I’ve learned, in those many years since then, to let go of that picture perfection.  Or rather, to try.  My years of holiday cards are a testament to that.  I look back and in nearly every one, Meems’ personality is on full display.  Mouth open, smiling with her whole face, her whole body and being.  Kids’ hair needs to be cut, shoes are untied, brothers are making faces, mouths have food in them, someone is throwing a temper tantrum, someone has a neon green cast, Tate is even wearing gogo boots with his jeans in one.  Because Tate.  Because of course.

Better than perfection?  Joy.  Happy, laughing children.  Letting go.  The giggle-laced trips down memory lane.

My life isn't perfect.  My home isn't perfect.  My kids aren't perfect.  What you see on my cards is what it is.  That's life with these munchkins folks.

And, to me, that's perfect.

Friday, December 5, 2014

O Holy Night

I am not by nature a sappy person.

My husband is.  My kids know this and we all giggle about it sometimes.  But he has an open, warm heart, and I love that about him.

That's not to say I am never sappy.  We all have those things that just slay us.  For me, this morning, it was Christmas music.

There are three Christmas carols that get me every time:  Silent Night (especially sung a capella by candlelight after Christmas Eve service), O Holy Night (because the words, have you ever really listened to them and thought about them?), and White Christmas (specifically, the Bing Crosby version because it was my grandmother's favorite and she adored Christmas and it makes me miss/feel her spirit).

This morning, on the way to school, amidst all the holiday cheer on the radio I was blindsided by Josh Groban singing O Holy Night.

O Holy Cow.

Out popped the tears.  That song is so powerful, and coupled with his voice, I find it so, so moving.  Achingly beautiful.

It started with teariness.  Meems noticed I had stopped singing (I was verklempt y'all) and then, upon hearing a sniffle, asked me if I was crying.

"Yes, honey.  Just a little."

Alarmed.  "Why?"

"Because it's such a beautiful song.  It moves me so much."

By this time I'm full-out bawling.  Alarm gives way to shock and horror.  We are pulling up to her school.  I'm trying to pull it together.  She lays her hand on my shoulder, and says, ever so gently, "it's OK Mom."

And just as I'm thinking about what a sweet, caring heart she has and what a gift it truly is to be her mother she adds...

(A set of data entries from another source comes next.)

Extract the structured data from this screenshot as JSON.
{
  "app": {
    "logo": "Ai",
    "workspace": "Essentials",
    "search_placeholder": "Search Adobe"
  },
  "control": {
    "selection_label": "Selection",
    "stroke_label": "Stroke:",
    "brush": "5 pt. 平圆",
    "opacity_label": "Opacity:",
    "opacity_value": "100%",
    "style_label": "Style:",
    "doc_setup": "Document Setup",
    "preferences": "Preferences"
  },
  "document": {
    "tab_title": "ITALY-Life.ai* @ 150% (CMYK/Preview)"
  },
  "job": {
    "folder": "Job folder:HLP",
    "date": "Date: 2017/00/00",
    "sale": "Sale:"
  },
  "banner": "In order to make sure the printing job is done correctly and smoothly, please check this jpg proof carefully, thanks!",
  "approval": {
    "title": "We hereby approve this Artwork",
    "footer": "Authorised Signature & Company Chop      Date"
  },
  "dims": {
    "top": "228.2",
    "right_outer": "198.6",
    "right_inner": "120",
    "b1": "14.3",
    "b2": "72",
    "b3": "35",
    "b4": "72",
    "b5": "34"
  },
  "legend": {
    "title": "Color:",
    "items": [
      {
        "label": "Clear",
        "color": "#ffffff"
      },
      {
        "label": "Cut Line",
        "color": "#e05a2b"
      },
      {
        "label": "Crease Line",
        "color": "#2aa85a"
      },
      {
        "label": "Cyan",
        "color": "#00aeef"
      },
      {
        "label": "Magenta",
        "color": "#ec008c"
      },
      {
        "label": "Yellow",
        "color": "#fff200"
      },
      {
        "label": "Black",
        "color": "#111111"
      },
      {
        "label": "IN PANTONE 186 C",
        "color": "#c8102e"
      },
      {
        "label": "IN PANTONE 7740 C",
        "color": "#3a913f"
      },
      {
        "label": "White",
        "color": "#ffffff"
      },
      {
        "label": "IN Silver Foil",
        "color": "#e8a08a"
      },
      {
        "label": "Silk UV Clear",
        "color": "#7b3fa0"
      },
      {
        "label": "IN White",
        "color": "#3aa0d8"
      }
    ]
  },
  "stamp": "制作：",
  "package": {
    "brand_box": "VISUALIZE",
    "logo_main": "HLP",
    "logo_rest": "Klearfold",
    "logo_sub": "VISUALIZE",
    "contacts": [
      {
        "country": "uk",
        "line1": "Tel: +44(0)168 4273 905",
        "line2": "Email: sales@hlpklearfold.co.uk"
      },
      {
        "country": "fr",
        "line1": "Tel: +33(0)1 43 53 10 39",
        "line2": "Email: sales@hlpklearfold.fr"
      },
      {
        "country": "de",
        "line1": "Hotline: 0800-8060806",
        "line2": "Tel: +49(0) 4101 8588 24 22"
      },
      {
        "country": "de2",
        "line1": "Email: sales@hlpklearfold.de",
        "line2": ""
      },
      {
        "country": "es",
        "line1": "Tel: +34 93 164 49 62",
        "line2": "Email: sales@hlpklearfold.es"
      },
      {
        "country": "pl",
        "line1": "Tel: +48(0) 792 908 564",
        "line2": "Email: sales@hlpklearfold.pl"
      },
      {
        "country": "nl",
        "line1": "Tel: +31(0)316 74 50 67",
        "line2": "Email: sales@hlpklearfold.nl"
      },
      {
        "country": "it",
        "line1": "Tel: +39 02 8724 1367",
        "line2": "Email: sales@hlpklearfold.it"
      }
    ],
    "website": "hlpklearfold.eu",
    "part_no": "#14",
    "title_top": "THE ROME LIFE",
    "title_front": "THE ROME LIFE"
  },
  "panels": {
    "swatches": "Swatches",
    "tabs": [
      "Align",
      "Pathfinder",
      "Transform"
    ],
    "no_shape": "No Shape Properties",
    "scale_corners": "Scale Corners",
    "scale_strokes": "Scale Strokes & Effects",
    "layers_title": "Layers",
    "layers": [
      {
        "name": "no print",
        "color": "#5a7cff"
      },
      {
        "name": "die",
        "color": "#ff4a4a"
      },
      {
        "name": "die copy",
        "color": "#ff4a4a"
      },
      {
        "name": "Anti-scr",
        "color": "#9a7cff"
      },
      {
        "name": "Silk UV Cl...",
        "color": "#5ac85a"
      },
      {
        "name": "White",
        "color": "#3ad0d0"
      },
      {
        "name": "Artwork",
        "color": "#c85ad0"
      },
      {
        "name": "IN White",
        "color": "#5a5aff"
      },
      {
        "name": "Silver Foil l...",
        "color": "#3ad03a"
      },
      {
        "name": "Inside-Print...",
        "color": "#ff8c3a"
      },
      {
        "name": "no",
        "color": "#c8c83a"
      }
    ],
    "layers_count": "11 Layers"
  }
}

... "you can just let me out here."


Thursday, November 20, 2014

Grace


Today, my Little Meems is trying out for honors chorus at her elementary school.  If you recall, this is the child who puts the “noise” in joyful noise.  But she loves it, and because of that, will go after every singing part ever, but will probably (if she’s lucky) be relegated to the chorus.  Which would make her happy too.  Because she’s singing.

I am worried for her.  I am nervous for her.  I have been praying for her.  She has been practicing.  She thinks she sounds better if she adds some vibralto and sings through her nose.  She is confident.  Unafraid.  Hopeful.  Excited.

I am scared to death.  That’s my little girl and I don’t want to see her fail.  I want to encourage her to go after all her dreams, not just this one, but I’m a realist and have the wisdom of age and experience, and that makes it hard.  She is so innocent.  We all have a story of when we went for something we were totally not cut out for – it’s a rite of passage and provides us a knowing chuckle as we age.  It’s an invaluable life experience, regardless of how painful or wonderful.  I’m hoping for the best outcome to this situation.  Whatever that may be.

I’m proud of her.  She’s one courageous little thing.  What’s more, I admire her. 

Today, this girl with her courageous heart is my hero. 

If you’re reading this, cross your fingers, send up a good thought or give her a high five.  Or pray.  Pray for a clear voice.  Pray for confidence and strength.  Pray for courage.

Most of all, pray for grace.  I think that sums it up best of all.